Pierre Teilhard de Chardin.

1 / Péché de Genèse

C’est en 1955, c’est-à-dire l’année du décès de son auteur, que paraît Le Phénomène humain. L’ouvrage s’ouvre sur un résumé scientifique de type académique, consacré à l’apparition de la vie. Mais le ton change dans la seconde partie du livre : à l’encontre du consensus darwinien voulant que la vie avance au hasard des mutations auxquelles s’applique la loi de la sélection naturelle, l’évolution y est envisagée dans une perspective téléologique, une dynamique de progrès menant de l’« hominisation » inaugurée à la préhistoire à une « humanisation » et une réconciliation avec Dieu.

L’auteur de l’ouvrage, un certain Pierre Teilhard de Chardin, est né le 1er mai 1881 dans le Puy-de-Dôme. Issu d’une ancienne lignée auvergnate de magistrats et quatrième d’une famille de onze enfants, il bénéficiera d’une très bonne éducation qui le conduira à s’intéresser très tôt aux sciences, notamment à la géologie. Adolescent, il se découvre une double vocation, scientifique et religieuse. En 1899, il entre au noviciat jésuite d’Aix-en-Provence qu’il complète par un séminaire théologique de 4 ans en Angleterre. Puis, en 1912, un an après avoir été ordonné prêtre, il rejoint le Museum d’histoire naturelle de Paris. Mobilisé durant la Première Guerre mondiale, il devra attendre la fin du conflit pour reprendre des études en sciences naturelles (géologie, botanique et zoologie) avant d’enseigner la paléontologie et la géologie à l’Institut catholique de Paris.

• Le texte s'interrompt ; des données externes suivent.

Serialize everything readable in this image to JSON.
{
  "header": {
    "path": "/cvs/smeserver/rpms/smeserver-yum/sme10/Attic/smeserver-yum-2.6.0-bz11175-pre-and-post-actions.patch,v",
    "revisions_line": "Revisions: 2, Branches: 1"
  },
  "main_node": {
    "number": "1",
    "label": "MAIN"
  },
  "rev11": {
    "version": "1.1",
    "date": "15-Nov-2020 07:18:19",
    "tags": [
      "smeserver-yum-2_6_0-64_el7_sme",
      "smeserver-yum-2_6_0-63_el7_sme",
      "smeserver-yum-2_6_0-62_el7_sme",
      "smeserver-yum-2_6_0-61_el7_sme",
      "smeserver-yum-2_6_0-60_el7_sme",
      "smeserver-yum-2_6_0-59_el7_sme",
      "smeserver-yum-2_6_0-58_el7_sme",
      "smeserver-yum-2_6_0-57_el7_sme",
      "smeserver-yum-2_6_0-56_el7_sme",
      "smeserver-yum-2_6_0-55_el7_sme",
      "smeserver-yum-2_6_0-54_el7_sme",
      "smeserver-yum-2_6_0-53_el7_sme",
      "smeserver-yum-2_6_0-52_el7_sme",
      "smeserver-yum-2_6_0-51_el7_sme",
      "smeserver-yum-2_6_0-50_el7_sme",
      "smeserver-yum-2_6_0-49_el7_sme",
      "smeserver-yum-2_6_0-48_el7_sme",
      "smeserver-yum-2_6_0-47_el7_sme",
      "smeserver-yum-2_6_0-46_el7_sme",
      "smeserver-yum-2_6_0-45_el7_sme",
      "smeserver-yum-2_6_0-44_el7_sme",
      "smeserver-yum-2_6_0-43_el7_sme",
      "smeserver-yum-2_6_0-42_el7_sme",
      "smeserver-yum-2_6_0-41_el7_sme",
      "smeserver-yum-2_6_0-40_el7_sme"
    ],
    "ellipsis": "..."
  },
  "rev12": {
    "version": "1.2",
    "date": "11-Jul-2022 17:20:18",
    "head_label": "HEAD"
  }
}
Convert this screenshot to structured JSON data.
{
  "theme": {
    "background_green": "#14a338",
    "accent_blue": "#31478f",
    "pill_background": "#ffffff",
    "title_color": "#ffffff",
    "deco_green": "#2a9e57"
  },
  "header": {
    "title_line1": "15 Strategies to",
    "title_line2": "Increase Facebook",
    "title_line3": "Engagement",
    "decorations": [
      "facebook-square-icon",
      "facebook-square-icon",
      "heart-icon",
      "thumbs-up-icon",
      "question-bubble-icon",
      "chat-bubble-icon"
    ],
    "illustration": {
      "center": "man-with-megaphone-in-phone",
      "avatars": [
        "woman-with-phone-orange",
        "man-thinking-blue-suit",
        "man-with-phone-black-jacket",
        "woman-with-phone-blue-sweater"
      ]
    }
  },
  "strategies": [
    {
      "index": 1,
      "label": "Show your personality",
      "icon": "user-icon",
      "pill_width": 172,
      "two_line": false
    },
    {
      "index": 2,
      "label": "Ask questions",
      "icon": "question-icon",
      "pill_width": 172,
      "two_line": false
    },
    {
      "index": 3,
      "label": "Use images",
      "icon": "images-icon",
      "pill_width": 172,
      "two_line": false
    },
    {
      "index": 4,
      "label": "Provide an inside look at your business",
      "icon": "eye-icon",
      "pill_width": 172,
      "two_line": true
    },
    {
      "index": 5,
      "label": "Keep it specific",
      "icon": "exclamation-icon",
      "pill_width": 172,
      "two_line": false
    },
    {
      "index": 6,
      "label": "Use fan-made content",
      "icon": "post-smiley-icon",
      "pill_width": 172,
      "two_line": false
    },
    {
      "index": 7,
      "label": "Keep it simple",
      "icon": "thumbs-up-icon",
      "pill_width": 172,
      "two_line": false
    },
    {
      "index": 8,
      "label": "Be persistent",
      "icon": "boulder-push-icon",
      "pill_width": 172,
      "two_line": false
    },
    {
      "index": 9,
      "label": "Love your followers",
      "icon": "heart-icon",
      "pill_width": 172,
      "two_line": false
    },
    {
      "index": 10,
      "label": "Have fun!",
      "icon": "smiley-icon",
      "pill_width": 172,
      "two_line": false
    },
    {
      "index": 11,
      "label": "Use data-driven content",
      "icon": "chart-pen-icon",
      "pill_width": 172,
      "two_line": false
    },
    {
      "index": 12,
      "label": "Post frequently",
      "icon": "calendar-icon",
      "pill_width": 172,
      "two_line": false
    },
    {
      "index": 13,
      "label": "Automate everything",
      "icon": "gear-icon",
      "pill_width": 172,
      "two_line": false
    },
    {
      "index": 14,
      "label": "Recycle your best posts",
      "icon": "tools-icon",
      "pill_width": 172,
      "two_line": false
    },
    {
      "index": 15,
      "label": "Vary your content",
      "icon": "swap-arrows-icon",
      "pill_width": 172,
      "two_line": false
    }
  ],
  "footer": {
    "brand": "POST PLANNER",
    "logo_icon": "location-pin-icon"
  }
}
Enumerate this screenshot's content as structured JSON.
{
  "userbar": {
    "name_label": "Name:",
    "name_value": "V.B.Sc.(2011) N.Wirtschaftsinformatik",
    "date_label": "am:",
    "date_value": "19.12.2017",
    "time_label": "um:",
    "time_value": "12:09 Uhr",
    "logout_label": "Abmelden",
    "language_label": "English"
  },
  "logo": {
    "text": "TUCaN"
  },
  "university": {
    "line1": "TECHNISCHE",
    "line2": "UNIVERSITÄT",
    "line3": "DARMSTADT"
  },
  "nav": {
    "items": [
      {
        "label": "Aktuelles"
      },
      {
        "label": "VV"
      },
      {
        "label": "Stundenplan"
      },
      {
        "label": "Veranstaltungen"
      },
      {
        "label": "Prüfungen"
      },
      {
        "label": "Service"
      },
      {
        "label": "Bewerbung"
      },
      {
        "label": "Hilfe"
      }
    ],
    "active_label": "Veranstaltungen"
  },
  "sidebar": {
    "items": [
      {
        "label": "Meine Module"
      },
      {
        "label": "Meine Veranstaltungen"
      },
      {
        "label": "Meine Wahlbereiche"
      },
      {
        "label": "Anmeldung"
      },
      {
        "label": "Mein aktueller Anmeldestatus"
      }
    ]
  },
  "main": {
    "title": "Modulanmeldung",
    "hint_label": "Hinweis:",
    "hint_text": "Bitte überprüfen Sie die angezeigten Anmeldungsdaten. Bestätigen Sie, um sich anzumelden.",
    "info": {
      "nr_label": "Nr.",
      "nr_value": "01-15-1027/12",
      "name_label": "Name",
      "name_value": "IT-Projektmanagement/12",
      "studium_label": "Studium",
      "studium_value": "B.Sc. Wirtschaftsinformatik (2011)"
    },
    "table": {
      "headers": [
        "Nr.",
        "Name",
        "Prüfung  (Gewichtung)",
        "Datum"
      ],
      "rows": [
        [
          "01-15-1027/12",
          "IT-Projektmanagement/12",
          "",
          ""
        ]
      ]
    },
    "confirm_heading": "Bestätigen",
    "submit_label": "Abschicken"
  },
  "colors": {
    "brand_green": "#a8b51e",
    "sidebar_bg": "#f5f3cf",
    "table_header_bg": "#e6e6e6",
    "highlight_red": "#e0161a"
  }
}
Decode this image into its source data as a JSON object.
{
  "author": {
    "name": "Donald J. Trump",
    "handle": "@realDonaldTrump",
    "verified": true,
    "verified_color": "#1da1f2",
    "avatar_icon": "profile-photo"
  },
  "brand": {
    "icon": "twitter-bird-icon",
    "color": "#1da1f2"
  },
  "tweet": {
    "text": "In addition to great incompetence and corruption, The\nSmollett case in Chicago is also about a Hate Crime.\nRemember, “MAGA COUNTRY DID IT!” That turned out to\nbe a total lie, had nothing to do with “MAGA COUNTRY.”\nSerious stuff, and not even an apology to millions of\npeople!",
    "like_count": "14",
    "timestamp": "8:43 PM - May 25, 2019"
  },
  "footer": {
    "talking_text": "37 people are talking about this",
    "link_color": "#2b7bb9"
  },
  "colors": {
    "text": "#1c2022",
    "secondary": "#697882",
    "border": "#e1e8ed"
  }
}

C’est en 1916 qu’il publie son premier essai, La vie cosmique, qui sera suivi en 1919, de Puissance spirituelle de la matière. Sa réflexion en tant que savant sur les origines de l’homme et de l’univers le conduit à formuler le rôle primordial joué par l’évolution en le colorant de métaphysique. Dans La vie cosmique, Teilhard écrit : « Le Christ est le Terme de l’Évolution, même naturelle, des êtres ; l’Évolution est sainte ».

Les années suivantes, il rédige plusieurs mémoires de paléontologie ainsi qu’une thèse de doctorat remarquée sur Les Mammifères de l’Éocène inférieur français et leurs gisements. En 1923, le Muséum d’histoire naturelle de Paris l’envoie, pour la première fois, effectuer des recherches en Chine. Il y séjournera à de multiples reprises pour travailler notamment sur le sinanthrope de Pékin, démontrant qu’il était un homo faber, c’est-à-dire susceptible de fabriquer des outils. Ses travaux obtiendront de nombreuses récompenses, notamment par la Société Géologique de France dont il devient président en 1926.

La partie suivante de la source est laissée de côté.